Cyber insurance premium in India surged 65% in FY26 to reach Rs 2,840 crore, driven by a combination of high-profile ransomware attacks that caused significant business disruptions for Indian companies, increasing awareness of the financial liabilities arising from data breaches under the Digital Personal Data Protection Act 2023, and the growing sophistication of cyber attackers who are increasingly targeting mid-market Indian companies that have improved their digital infrastructure but lag in cybersecurity investment. Key incidents during FY26 including a ransomware attack that paralysed a major NBFC's operations for 12 days and caused Rs 450 crore of estimated losses, and a data breach at an e-commerce company exposing 8 crore customer records, served as powerful real-world demonstrations of the financial cost of inadequate cyber protection.
The DPDP Act's penalty regime has been the regulatory catalyst most directly driving cyber insurance demand among large and mid-size enterprises. The Act provides for penalties of up to Rs 250 crore for significant data breaches involving sensitive personal data, with additional penalties for failure to notify affected individuals, report breaches to the Data Protection Board, or maintain adequate security safeguards. For companies with customer bases of millions — banks, e-commerce players, healthcare providers, telecom operators — the potential regulatory penalty liability alone justifies purchasing cyber insurance, quite apart from the direct financial losses from operational disruption, incident response costs and reputational damage that are also covered. IRDAI's recent guidelines defining standard cyber insurance policy terms have reduced coverage ambiguity, making products easier to understand and buy.
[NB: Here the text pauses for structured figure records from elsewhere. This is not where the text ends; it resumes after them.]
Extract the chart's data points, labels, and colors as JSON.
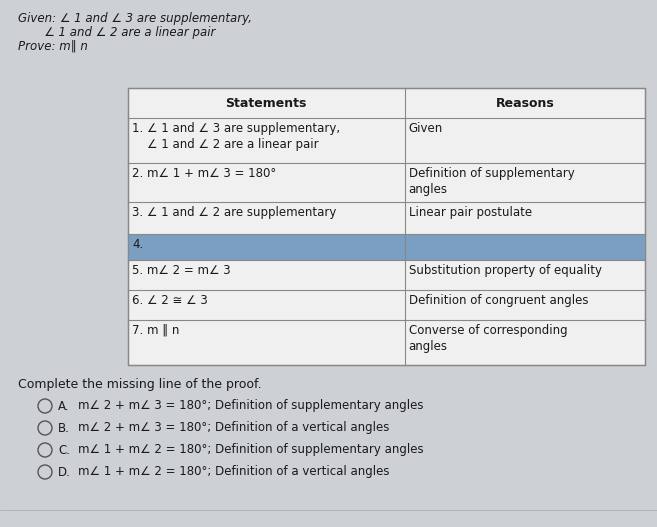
{
  "background_color": "#cdd0d4",
  "header_line1": "Given: ∠ 1 and ∠ 3 are supplementary,",
  "header_line2": "       ∠ 1 and ∠ 2 are a linear pair",
  "header_line3": "Prove: m‖ n",
  "col_headers": [
    "Statements",
    "Reasons"
  ],
  "rows": [
    {
      "statement": "1. ∠ 1 and ∠ 3 are supplementary,\n    ∠ 1 and ∠ 2 are a linear pair",
      "reason": "Given",
      "highlight": false
    },
    {
      "statement": "2. m∠ 1 + m∠ 3 = 180°",
      "reason": "Definition of supplementary\nangles",
      "highlight": false
    },
    {
      "statement": "3. ∠ 1 and ∠ 2 are supplementary",
      "reason": "Linear pair postulate",
      "highlight": false
    },
    {
      "statement": "4.",
      "reason": "",
      "highlight": true
    },
    {
      "statement": "5. m∠ 2 = m∠ 3",
      "reason": "Substitution property of equality",
      "highlight": false
    },
    {
      "statement": "6. ∠ 2 ≅ ∠ 3",
      "reason": "Definition of congruent angles",
      "highlight": false
    },
    {
      "statement": "7. m ‖ n",
      "reason": "Converse of corresponding\nangles",
      "highlight": false
    }
  ],
  "question": "Complete the missing line of the proof.",
  "options": [
    [
      "A.",
      "m∠ 2 + m∠ 3 = 180°; Definition of supplementary angles"
    ],
    [
      "B.",
      "m∠ 2 + m∠ 3 = 180°; Definition of a vertical angles"
    ],
    [
      "C.",
      "m∠ 1 + m∠ 2 = 180°; Definition of supplementary angles"
    ],
    [
      "D.",
      "m∠ 1 + m∠ 2 = 180°; Definition of a vertical angles"
    ]
  ],
  "highlight_color": "#7a9fc2",
  "table_bg": "#f0f0f0",
  "border_color": "#888888",
  "text_color": "#1a1a1a"
}
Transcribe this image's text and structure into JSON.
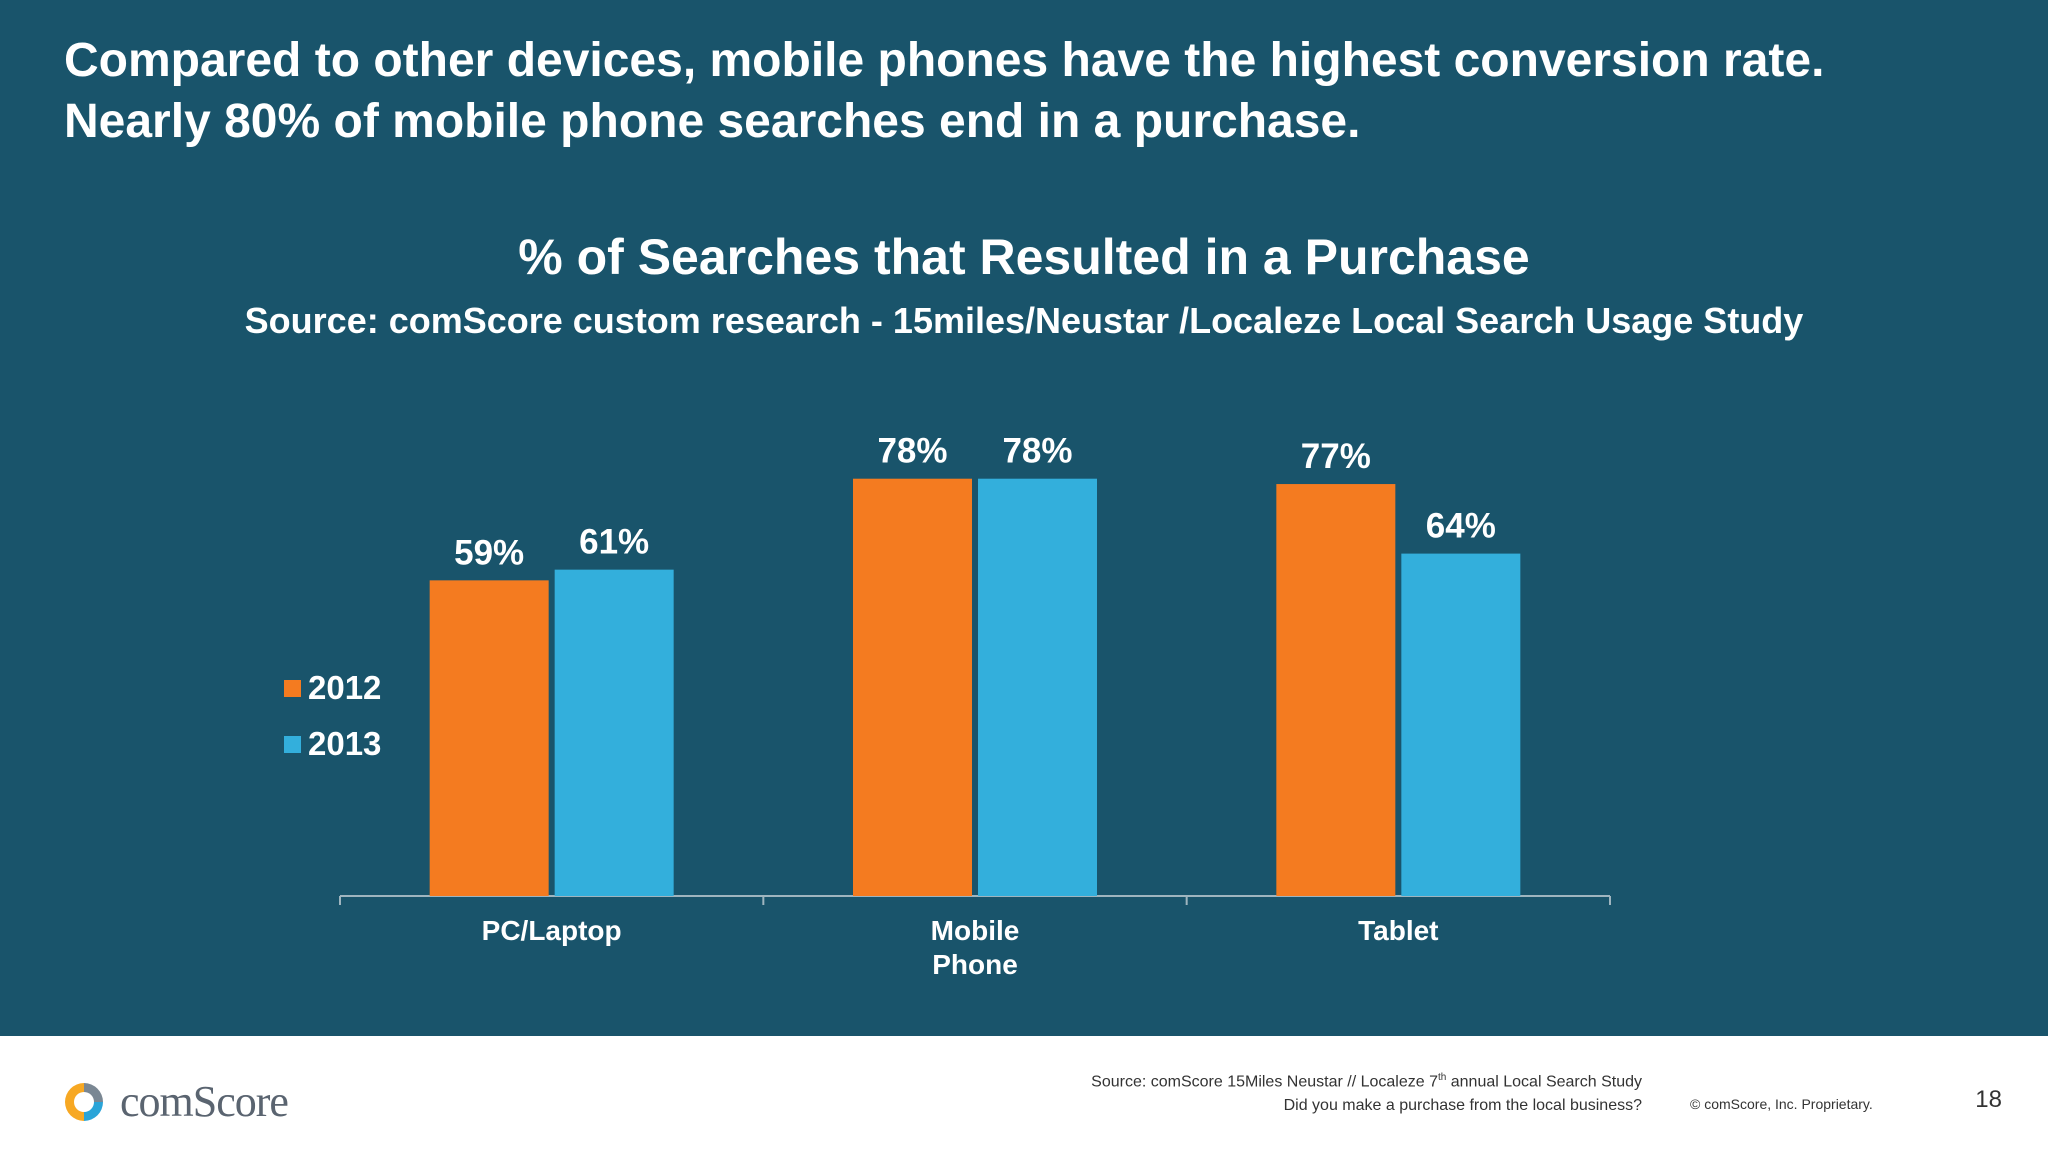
{
  "headline": {
    "line1": "Compared to other devices, mobile phones have the highest conversion rate.",
    "line2": "Nearly 80% of mobile phone searches end in a purchase."
  },
  "colors": {
    "background": "#19546b",
    "series_2012": "#f47b20",
    "series_2013": "#33afdc",
    "text": "#ffffff"
  },
  "chart_data": {
    "type": "bar",
    "title": "% of Searches that Resulted in a Purchase",
    "subtitle": "Source: comScore custom research - 15miles/Neustar /Localeze Local Search Usage Study",
    "categories": [
      [
        "PC/Laptop"
      ],
      [
        "Mobile",
        "Phone"
      ],
      [
        "Tablet"
      ]
    ],
    "series": [
      {
        "name": "2012",
        "values": [
          59,
          78,
          77
        ],
        "labels": [
          "59%",
          "78%",
          "77%"
        ]
      },
      {
        "name": "2013",
        "values": [
          61,
          78,
          64
        ],
        "labels": [
          "61%",
          "78%",
          "64%"
        ]
      }
    ],
    "ylim": [
      0,
      100
    ],
    "grid": false,
    "legend": "left"
  },
  "footer": {
    "source_line1_pre": "Source: comScore 15Miles Neustar // Localeze 7",
    "source_line1_sup": "th",
    "source_line1_post": " annual Local Search Study",
    "source_line2": "Did you make a purchase from the local business?",
    "copyright": "© comScore, Inc. Proprietary.",
    "page_number": "18",
    "logo_text": "comScore",
    "logo_icon": "comscore-logo-icon"
  }
}
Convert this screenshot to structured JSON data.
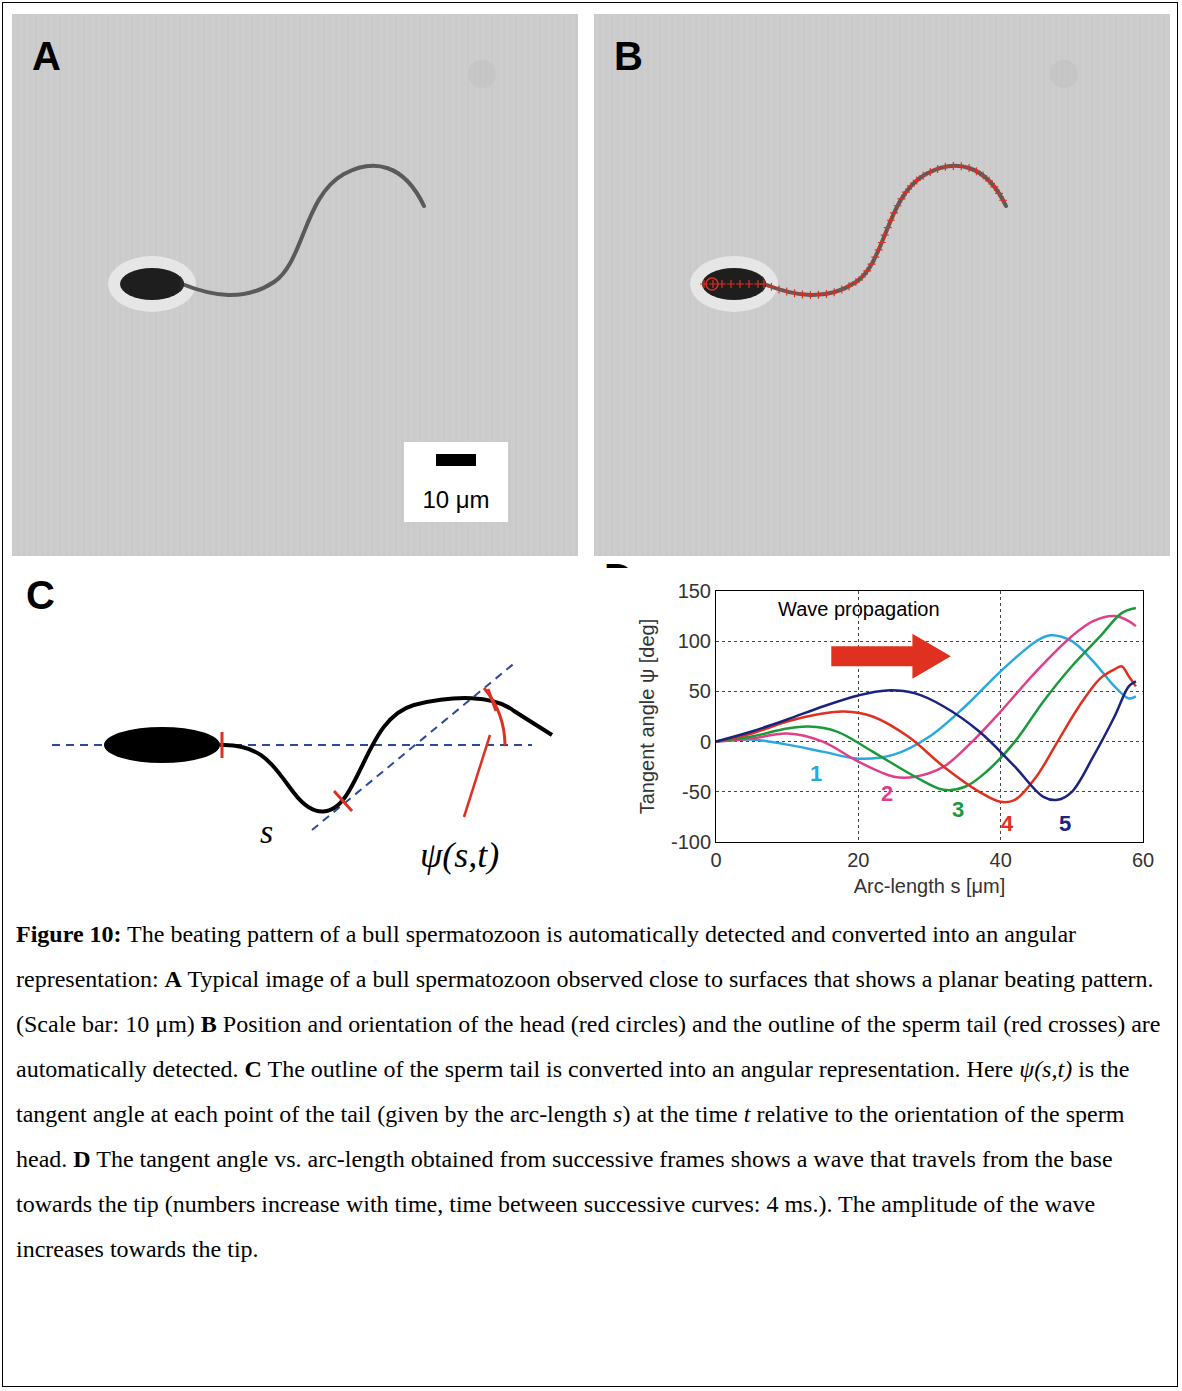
{
  "panels": {
    "A": {
      "label": "A",
      "scale_bar": "10 μm"
    },
    "B": {
      "label": "B"
    },
    "C": {
      "label": "C",
      "arc_length": "s",
      "angle": "ψ(s,t)"
    },
    "D": {
      "label": "D"
    }
  },
  "chart_data": {
    "type": "line",
    "x_label": "Arc-length s [μm]",
    "y_label": "Tangent angle ψ [deg]",
    "annotation": "Wave propagation",
    "xlim": [
      0,
      60
    ],
    "xticks": [
      0,
      20,
      40,
      60
    ],
    "ylim": [
      -100,
      150
    ],
    "yticks": [
      -100,
      -50,
      0,
      50,
      100,
      150
    ],
    "grid": true,
    "series": [
      {
        "name": "1",
        "color": "#29a8e0",
        "label_x": 14,
        "label_y": -32,
        "x": [
          0,
          5,
          10,
          15,
          20,
          25,
          30,
          35,
          40,
          45,
          47,
          50,
          53,
          56,
          58,
          59
        ],
        "values": [
          0,
          2,
          -3,
          -10,
          -17,
          -13,
          5,
          35,
          70,
          100,
          106,
          100,
          80,
          55,
          43,
          45
        ]
      },
      {
        "name": "2",
        "color": "#e0408a",
        "label_x": 24,
        "label_y": -52,
        "x": [
          0,
          5,
          10,
          15,
          20,
          25,
          28,
          32,
          36,
          40,
          45,
          50,
          53,
          56,
          58,
          59
        ],
        "values": [
          0,
          3,
          8,
          0,
          -20,
          -35,
          -35,
          -25,
          0,
          30,
          70,
          105,
          120,
          125,
          120,
          115
        ]
      },
      {
        "name": "3",
        "color": "#1a9a3a",
        "label_x": 34,
        "label_y": -68,
        "x": [
          0,
          5,
          10,
          13,
          17,
          22,
          28,
          32,
          35,
          38,
          42,
          46,
          50,
          54,
          57,
          59
        ],
        "values": [
          0,
          5,
          13,
          15,
          10,
          -10,
          -35,
          -48,
          -45,
          -30,
          0,
          40,
          75,
          105,
          128,
          133
        ]
      },
      {
        "name": "4",
        "color": "#e0301e",
        "label_x": 41,
        "label_y": -82,
        "x": [
          0,
          5,
          10,
          15,
          18,
          22,
          27,
          32,
          37,
          40,
          42,
          45,
          48,
          51,
          54,
          56,
          57,
          58,
          59
        ],
        "values": [
          0,
          8,
          20,
          28,
          30,
          25,
          5,
          -25,
          -50,
          -60,
          -58,
          -35,
          0,
          35,
          63,
          72,
          75,
          65,
          55
        ]
      },
      {
        "name": "5",
        "color": "#1a237e",
        "label_x": 49,
        "label_y": -82,
        "x": [
          0,
          5,
          10,
          15,
          20,
          24,
          28,
          32,
          37,
          42,
          46,
          48,
          50,
          53,
          56,
          58,
          59
        ],
        "values": [
          0,
          10,
          22,
          35,
          46,
          51,
          48,
          35,
          10,
          -25,
          -55,
          -58,
          -50,
          -15,
          25,
          55,
          60
        ]
      }
    ]
  },
  "caption": [
    {
      "text": "Figure 10:",
      "style": "bold"
    },
    {
      "text": " The beating pattern of a bull spermatozoon is automatically detected and converted into an angular representation: ",
      "style": "normal"
    },
    {
      "text": "A",
      "style": "bold"
    },
    {
      "text": " Typical image of a bull spermatozoon observed close to surfaces that shows a planar beating pattern. (Scale bar: 10 μm) ",
      "style": "normal"
    },
    {
      "text": "B",
      "style": "bold"
    },
    {
      "text": " Position and orientation of the head (red circles) and the outline of the sperm tail (red crosses) are automatically detected. ",
      "style": "normal"
    },
    {
      "text": "C",
      "style": "bold"
    },
    {
      "text": " The outline of the sperm tail is converted into an angular representation. Here ",
      "style": "normal"
    },
    {
      "text": "ψ(s,t)",
      "style": "italic"
    },
    {
      "text": " is the tangent angle at each point of the tail (given by the arc-length ",
      "style": "normal"
    },
    {
      "text": "s",
      "style": "italic"
    },
    {
      "text": ") at the time ",
      "style": "normal"
    },
    {
      "text": "t",
      "style": "italic"
    },
    {
      "text": " relative to the orientation of the sperm head. ",
      "style": "normal"
    },
    {
      "text": "D",
      "style": "bold"
    },
    {
      "text": " The tangent angle vs. arc-length obtained from successive frames shows a wave that travels from the base towards the tip (numbers increase with time, time between successive curves: 4 ms.). The amplitude of the wave increases towards the tip.",
      "style": "normal"
    }
  ]
}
The cyber insurance underwriting process has evolved significantly as insurers have built dedicated cyber risk assessment capabilities. Where simple online questionnaires once sufficed for policy issuance, leading cyber insurers now require a technical security assessment — either a questionnaire-based security scan or an active penetration test by an approved security firm — before providing coverage above Rs 10 crore sum insured. The assessment evaluates factors including patch management practices, multi-factor authentication deployment, endpoint detection and response coverage, backup frequency and offline backup retention, employee security awareness training completion rates and identity and access management maturity. Companies with strong security practices receive lower premiums and broader coverage, while those with significant security gaps may be required to remediate specific issues before coverage is offered or may face exclusions for known vulnerabilities.
The claims experience in Indian cyber insurance is beginning to provide insurers with domestic data to improve pricing and product design. The most frequent claims in FY26 were ransomware-related business interruption (accounting for 48% of total cyber claims by value), social engineering fraud and business email compromise (28%), and third-party data breach liability (16%). Ransomware claims have particularly tested the policies' incident response provisions, with insurers paying for forensic investigators, legal counsel, crisis communications agencies and business interruption losses over multi-week recovery periods. The involvement of international reinsurers who bring global cyber claims expertise has been crucial in handling the more complex claims, as India-based teams are still building the deep cyber forensics and claims management experience that is abundant in Lloyd's London Market and among US and European specialist cyber insurers.
The long-term trajectory of the Indian cyber insurance market is one of sustained strong growth, with the market projected to reach Rs 15,000-20,000 crore in premium by 2030 as awareness increases, regulatory requirements tighten and cyber risk continues to grow with India's expanding digital footprint. The primary constraint on faster growth is the limited actuarial data on Indian cyber losses — the market is too young for statistically reliable loss triangles that underpin confident pricing — and the concern about silent cyber exposure in traditional property and liability policies where cyber-triggered losses may be covered inadvertently. IRDAI's industry working group on cyber insurance is addressing both issues through a mandatory loss data collection programme for cyber claims and a policy wording standardisation initiative that will reduce silent cyber ambiguity in non-cyber policies — both of which will improve the sustainability and reliability of the Indian cyber insurance market over the medium term.